The German National Anti Doping Agency had opened proceedings against an unnamed cyclist, charging that the treatments were blood doping. The German sports court ruled last fall that the method of removing blood, treating it with ultraviolet light and then re-infusing it, did not violate rules in effect at the time, as it has been specifically banned only since January, 2012. The NADA took that decision to the CAS.
Although the cyclist in question was not named publicly, it was widely considered to be Marcel Kittel, now with Argos-Shimano and the winner of four stages at the recently-ended Tour de France.
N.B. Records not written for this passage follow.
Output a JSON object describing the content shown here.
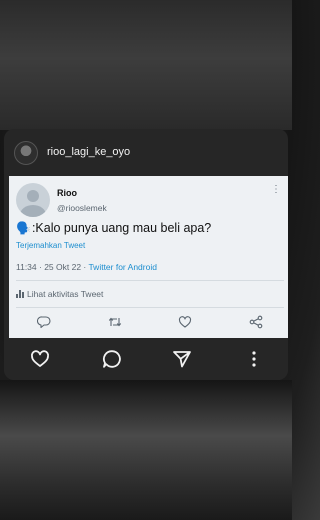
{
  "app": {
    "username": "rioo_lagi_ke_oyo"
  },
  "tweet": {
    "name": "Rioo",
    "handle": "@riooslemek",
    "text": ":Kalo punya uang mau beli apa?",
    "emoji": "🗣️",
    "translate_label": "Terjemahkan Tweet",
    "time": "11:34 · 25 Okt 22 · ",
    "source": "Twitter for Android",
    "activity_label": "Lihat aktivitas Tweet",
    "more": "⋮",
    "actions": [
      "reply-icon",
      "retweet-icon",
      "like-icon",
      "share-icon"
    ]
  },
  "footer": {
    "icons": [
      "heart-icon",
      "comment-icon",
      "send-icon",
      "more-vertical-icon"
    ]
  },
  "colors": {
    "link": "#1d8ecf",
    "card_bg": "#eef1f4",
    "panel_bg": "#262626"
  }
}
German television identified him as the rider and he told Cyclingnews that he underwent the treatment “a few times” while training as an 18-year-old at the Erfurt, Germany, Olympic training center.
The CAS decision has not yet been publicly released, but the NADA said that the court ruled that the procedure could not be considered a forbidden method under the WADA rules in effect at the time.
According to the CAS, the WADA forbids blood manipulation only when it serves to increase oxygen transfer, an effect which is not proven in this case, and therefore does not meet the requirements for a forbidden method.
The CAS also ruled that the athlete involved did not act negligently or deliberately.